On the back of what massive commutation needs would it make sense to filter $1.2bn in high speed rail funds to those two states?

Columbus, OH does post as the 16th largest city in The United States and Milwaukee comes in at number 26, but then you have to hold your breath (both literally and figuratively) to number 43 where Cleveland posts, as the next largest city in the two states. Even combining these 3 great metropolises, one only gets a rough population of 1.8mm people (unless you include the metro areas, in which case you get a lot more boarded up and foreclosed properties than you do people). According to the Wisconsin Agricultural Statistics Service there are 1.2mm cows in Wisconsin, giving people a real run for the money. Maybe the money would be better spent on a range of activities for the misguided cheese head youths to ensure the "tipping" phenomenon does not create some sort of bovine backlash (the horror of a milky "Planet of the Apes" being my great concern).

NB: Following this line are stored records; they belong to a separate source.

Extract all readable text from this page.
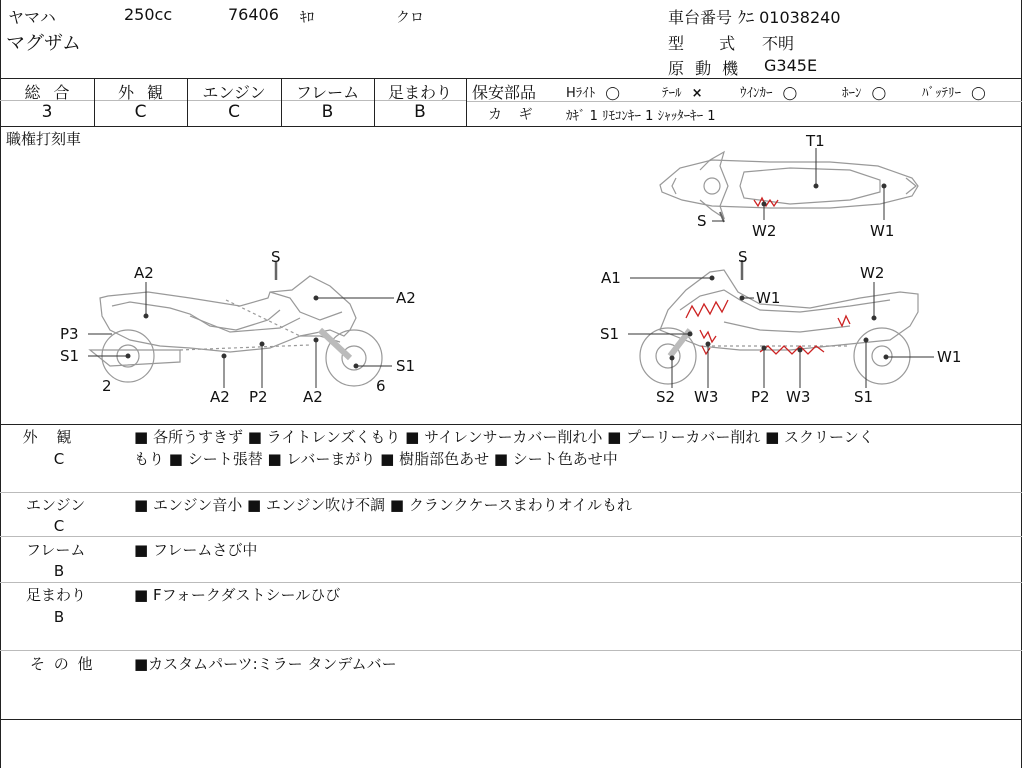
ヤマハ	250cc	76406 ｷﾛ	クロ
マグザム
車台番号 ｸﾆ 01038240
型 式 不明
原 動 機 G345E
総 合	外 観	エンジン	フレーム	足まわり
3	C	C	B	B
保安部品 Hﾗｲﾄ ◯	ﾃｰﾙ ×	ｳｲﾝｶｰ ◯	ﾎｰﾝ ◯	ﾊﾞｯﾃﾘｰ ◯
カ ギ	ｶｷﾞ 1 ﾘﾓｺﾝｷｰ 1 ｼｬｯﾀｰｷｰ 1
職権打刻車
A2
S
A2
P3
S1
2
A2 P2 A2
S1
6
T1
S
W2	W1
A1
S
W2
W1
S1
W1
S2 W3 P2 W3	S1
外 観
C
■ 各所うすきず ■ ライトレンズくもり ■ サイレンサーカバー削れ小 ■ プーリーカバー削れ ■ スクリーンく
もり ■ シート張替 ■ レバーまがり ■ 樹脂部色あせ ■ シート色あせ中
エンジン
C
■ エンジン音小 ■ エンジン吹け不調 ■ クランクケースまわりオイルもれ
フレーム
B
■ フレームさび中
足まわり
B
■ Fフォークダストシールひび
そ の 他	■カスタムパーツ:ミラー タンデムバー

As a native New Englander, who has worked in New York and London and who spends a significant amount of time navigating the areas around Los Angeles and San Francisco (a traffic nightmare for those from such sleepy paces as Racine and Toledo); I truly cannot fathom (well, that's not entirely true given my heartfelt love of our current government) why anyone would consider pouring money into a superfast rail alternative through such desolate states? The Pretenders always sing about "getting back to Ohio" and all I can ever hope is they get there and stop singing about it. An overweight comedian (Drew Carey) made a career out of poking fun at his home city of Cleveland by painting it in such an appallingly bad light that it actually was funny. Anyone who has ever spent the night there knows, having seen the show, the meaning of irony. Cincinnati is just as bad - Kentucky without the bourbon (and the intimate family relations). And, do not forget Ohio's biggest city, Columbus. It ties us right to Wisconsin as its nickname is "Cow town" (I always thought that "Cow town" was Ft Worth, TX, but evidently Columbus claimed it first. Needless to say I'd rather be in Texas). Wisconsin gives us Milwaukee which gets a pass for all the beer; and, in theory, a useful application of rail, keeping us from driving, but probably better applied at normal speed (the cleaning bill for all the drunks on high speed being an issue). Behind Milwaukee, though we drop to Madison, Green Bay and then…Wait for it, Kenosha. Not a lot to work with here.

So, as the learned gentleman from Peoria, Il (Mr. LaHood) now makes his decision, I am forced to ask what is next? A couple billion for a ferry in Nebraska?